Ms Sunny Park currently leads the Corporate, External & Legal Affairs (CELA) Department for Microsoft APAC with a team of professionals across the region. Her responsibilities span across a wide variety of cutting-edge issues synonymous with 4th industrial revolution and technology, such as AI and ethics, cyber security, privacy, data governance, antitrust, trade, ecommerce, telecommunication regulations, cloud computing and internet governance, as companies and governments are on a journey to digitally transform. In addition to supporting digital transformation of Microsoft’s customers within the APAC region, her responsibilities also include engaging and advancing Microsoft’s IT policy, ensuring regulatory compliance and anti corruption, and representing Microsoft externally with governments, academia and various industry associations. Ms Park is passionate about this dynamic region and brings a balanced perspective of “east and west” in her approach. She is a strong advocate of women’s issues and female leadership and has served in many capacities to advance women’s issues and advancements both internally and externally, including as the Chair of Microsoft’s CELA Global Diversity & Inclusion initiative.

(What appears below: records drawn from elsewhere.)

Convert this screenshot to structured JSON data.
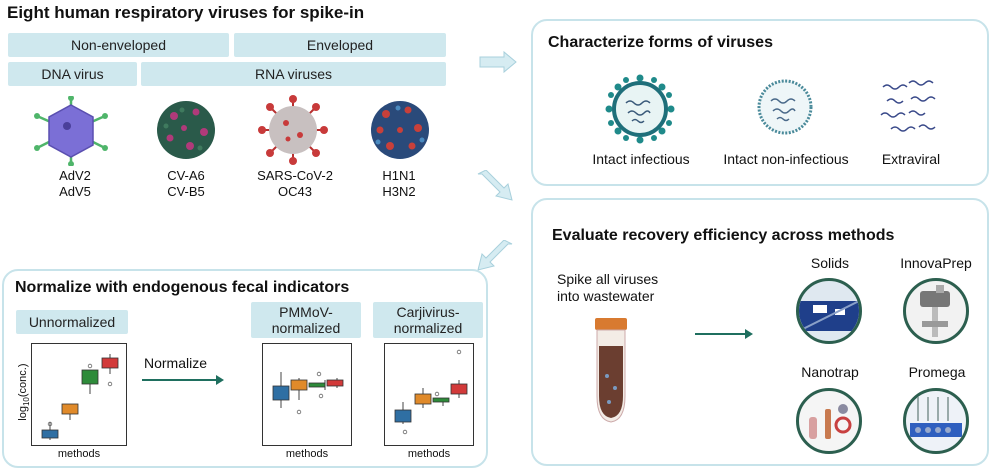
{
  "main_title": "Eight human respiratory viruses for spike-in",
  "categories": {
    "non_enveloped": "Non-enveloped",
    "enveloped": "Enveloped",
    "dna": "DNA virus",
    "rna": "RNA viruses"
  },
  "viruses": [
    {
      "line1": "AdV2",
      "line2": "AdV5",
      "color": "#7b6fd6"
    },
    {
      "line1": "CV-A6",
      "line2": "CV-B5",
      "color": "#2a5a4a"
    },
    {
      "line1": "SARS-CoV-2",
      "line2": "OC43",
      "color": "#c83a3a"
    },
    {
      "line1": "H1N1",
      "line2": "H3N2",
      "color": "#2a4a7a"
    }
  ],
  "characterize": {
    "title": "Characterize forms of viruses",
    "forms": [
      "Intact infectious",
      "Intact non-infectious",
      "Extraviral"
    ]
  },
  "evaluate": {
    "title": "Evaluate recovery efficiency across methods",
    "spike_line1": "Spike all viruses",
    "spike_line2": "into wastewater",
    "methods": [
      "Solids",
      "InnovaPrep",
      "Nanotrap",
      "Promega"
    ]
  },
  "normalize": {
    "title": "Normalize with endogenous fecal indicators",
    "label_unnorm": "Unnormalized",
    "label_pmmov_1": "PMMoV-",
    "label_pmmov_2": "normalized",
    "label_carj_1": "Carjivirus-",
    "label_carj_2": "normalized",
    "arrow_label": "Normalize",
    "ylabel": "log10(conc.)",
    "xlabel": "methods"
  },
  "colors": {
    "panel_border": "#c7e3ea",
    "pill": "#cfe8ee",
    "box_blue": "#2f6fa3",
    "box_orange": "#e08a2a",
    "box_green": "#2e8b3a",
    "box_red": "#d23a3a",
    "arrow": "#1f6f5f"
  }
}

Dr Jayant Menon is a Visiting Senior Fellow at ISEAS–Yusof Ishak Institute, Singapore. Following his early retirement from ADB, where he was Lead Economist in the Office of the Chief Economist, Dr. Menon joined the ISEAS – Yusof Ishak Institute in 2020 to continue his work on trade and development in the Asian region. He began work life as an academic in Australia, spending almost a decade at the Centre of Policy Studies at Monash University at its original campus in Clayton, Melbourne. He has worked at several other academic institutions including the University of Melbourne, Victoria University, the American University in Washington, DC and the ADB Institute in Tokyo. He has served as a Board Director of CDRI, Cambodia, and on the Advisory Board of the University of Nottingham, Malaysia. He holds adjunct appointments with the Australian National University, University of Nottingham, UK and IDEAS, Malaysia. He has authored/edited 15 books, 40 chapters in books and 80 articles in peer-reviewed journals.

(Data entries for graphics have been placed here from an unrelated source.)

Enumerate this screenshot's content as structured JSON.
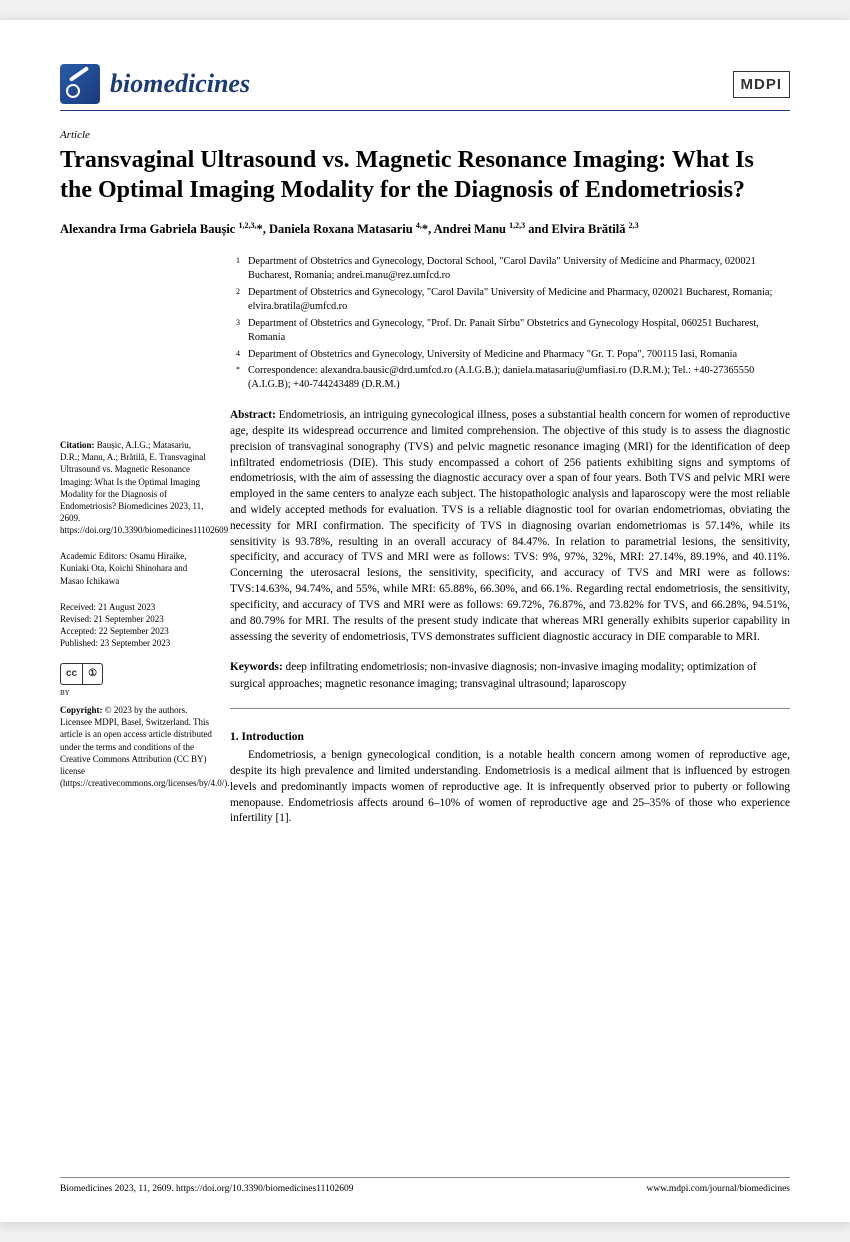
{
  "journal": {
    "name": "biomedicines",
    "publisher_badge": "MDPI",
    "article_type": "Article"
  },
  "title": "Transvaginal Ultrasound vs. Magnetic Resonance Imaging: What Is the Optimal Imaging Modality for the Diagnosis of Endometriosis?",
  "authors_html": "Alexandra Irma Gabriela Baușic <sup>1,2,3,</sup>*, Daniela Roxana Matasariu <sup>4,</sup>*, Andrei Manu <sup>1,2,3</sup> and Elvira Brătilă <sup>2,3</sup>",
  "affiliations": [
    {
      "marker": "1",
      "text": "Department of Obstetrics and Gynecology, Doctoral School, \"Carol Davila\" University of Medicine and Pharmacy, 020021 Bucharest, Romania; andrei.manu@rez.umfcd.ro"
    },
    {
      "marker": "2",
      "text": "Department of Obstetrics and Gynecology, \"Carol Davila\" University of Medicine and Pharmacy, 020021 Bucharest, Romania; elvira.bratila@umfcd.ro"
    },
    {
      "marker": "3",
      "text": "Department of Obstetrics and Gynecology, \"Prof. Dr. Panait Sîrbu\" Obstetrics and Gynecology Hospital, 060251 Bucharest, Romania"
    },
    {
      "marker": "4",
      "text": "Department of Obstetrics and Gynecology, University of Medicine and Pharmacy \"Gr. T. Popa\", 700115 Iasi, Romania"
    },
    {
      "marker": "*",
      "text": "Correspondence: alexandra.bausic@drd.umfcd.ro (A.I.G.B.); daniela.matasariu@umfiasi.ro (D.R.M.); Tel.: +40-27365550 (A.I.G.B); +40-744243489 (D.R.M.)"
    }
  ],
  "abstract_label": "Abstract:",
  "abstract": "Endometriosis, an intriguing gynecological illness, poses a substantial health concern for women of reproductive age, despite its widespread occurrence and limited comprehension. The objective of this study is to assess the diagnostic precision of transvaginal sonography (TVS) and pelvic magnetic resonance imaging (MRI) for the identification of deep infiltrated endometriosis (DIE). This study encompassed a cohort of 256 patients exhibiting signs and symptoms of endometriosis, with the aim of assessing the diagnostic accuracy over a span of four years. Both TVS and pelvic MRI were employed in the same centers to analyze each subject. The histopathologic analysis and laparoscopy were the most reliable and widely accepted methods for evaluation. TVS is a reliable diagnostic tool for ovarian endometriomas, obviating the necessity for MRI confirmation. The specificity of TVS in diagnosing ovarian endometriomas is 57.14%, while its sensitivity is 93.78%, resulting in an overall accuracy of 84.47%. In relation to parametrial lesions, the sensitivity, specificity, and accuracy of TVS and MRI were as follows: TVS: 9%, 97%, 32%, MRI: 27.14%, 89.19%, and 40.11%. Concerning the uterosacral lesions, the sensitivity, specificity, and accuracy of TVS and MRI were as follows: TVS:14.63%, 94.74%, and 55%, while MRI: 65.88%, 66.30%, and 66.1%. Regarding rectal endometriosis, the sensitivity, specificity, and accuracy of TVS and MRI were as follows: 69.72%, 76.87%, and 73.82% for TVS, and 66.28%, 94.51%, and 80.79% for MRI. The results of the present study indicate that whereas MRI generally exhibits superior capability in assessing the severity of endometriosis, TVS demonstrates sufficient diagnostic accuracy in DIE comparable to MRI.",
  "keywords_label": "Keywords:",
  "keywords": "deep infiltrating endometriosis; non-invasive diagnosis; non-invasive imaging modality; optimization of surgical approaches; magnetic resonance imaging; transvaginal ultrasound; laparoscopy",
  "section1": {
    "heading": "1. Introduction",
    "body": "Endometriosis, a benign gynecological condition, is a notable health concern among women of reproductive age, despite its high prevalence and limited understanding. Endometriosis is a medical ailment that is influenced by estrogen levels and predominantly impacts women of reproductive age. It is infrequently observed prior to puberty or following menopause. Endometriosis affects around 6–10% of women of reproductive age and 25–35% of those who experience infertility [1]."
  },
  "sidebar": {
    "citation_label": "Citation:",
    "citation": "Baușic, A.I.G.; Matasariu, D.R.; Manu, A.; Brătilă, E. Transvaginal Ultrasound vs. Magnetic Resonance Imaging: What Is the Optimal Imaging Modality for the Diagnosis of Endometriosis? Biomedicines 2023, 11, 2609. https://doi.org/10.3390/biomedicines11102609",
    "academic_editors_label": "Academic Editors:",
    "academic_editors": "Osamu Hiraike, Kuniaki Ota, Koichi Shinohara and Masao Ichikawa",
    "received": "Received: 21 August 2023",
    "revised": "Revised: 21 September 2023",
    "accepted": "Accepted: 22 September 2023",
    "published": "Published: 23 September 2023",
    "cc_label_cc": "cc",
    "cc_label_by": "①",
    "cc_label_txt": "BY",
    "copyright_label": "Copyright:",
    "copyright": "© 2023 by the authors. Licensee MDPI, Basel, Switzerland. This article is an open access article distributed under the terms and conditions of the Creative Commons Attribution (CC BY) license (https://creativecommons.org/licenses/by/4.0/)."
  },
  "footer": {
    "left": "Biomedicines 2023, 11, 2609. https://doi.org/10.3390/biomedicines11102609",
    "right": "www.mdpi.com/journal/biomedicines"
  }
}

Dr Kai He is Professor of International Relations and Director of the Centre for Governance and Public Policy, Griffith University, Australia. He was an Australian Research Council (ARC) Future Fellow (2017-2020). He is the author of Institutional Balancing in the Asia Pacific: Economic Interdependence and China’s Rise (Routledge, 2009) and China’s Crisis Behavior: Political Survival and Foreign Policy (Cambridge, 2016). His latest book includes Contesting Revisionism: China, the United States, and Transformation of International Order (with Steve Chan, Huiyun Feng, Weixing Hu, Oxford, 2021).

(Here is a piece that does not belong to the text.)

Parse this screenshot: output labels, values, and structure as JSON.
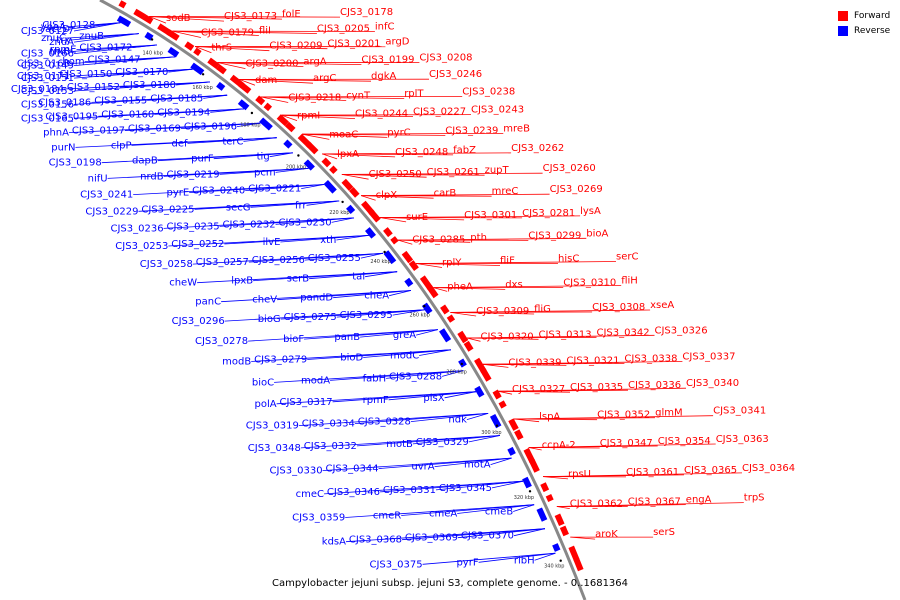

His peer-refereed articles have appeared in top journals, such as European Journal of International Relations, European Political Science Review, International Affairs, Political Science Quarterly, Review of International Studies, and Security Studies. He has received several internationally competitive fellowships, such as the Princeton-Harvard China and the World Program Postdoctoral Fellowship (2009-2010), an EAI fellowship (2011-2012) from the East Asia Institute in Seoul, an Asia Studies Fellowship (2012) from the East-West Center in Washington D.C.. His research is also funded by the Australian Research Council (2017-2020; 2021-2023), the MacArthur Foundation, USA (2016-2018), and the Korea Foundation (2016/2020).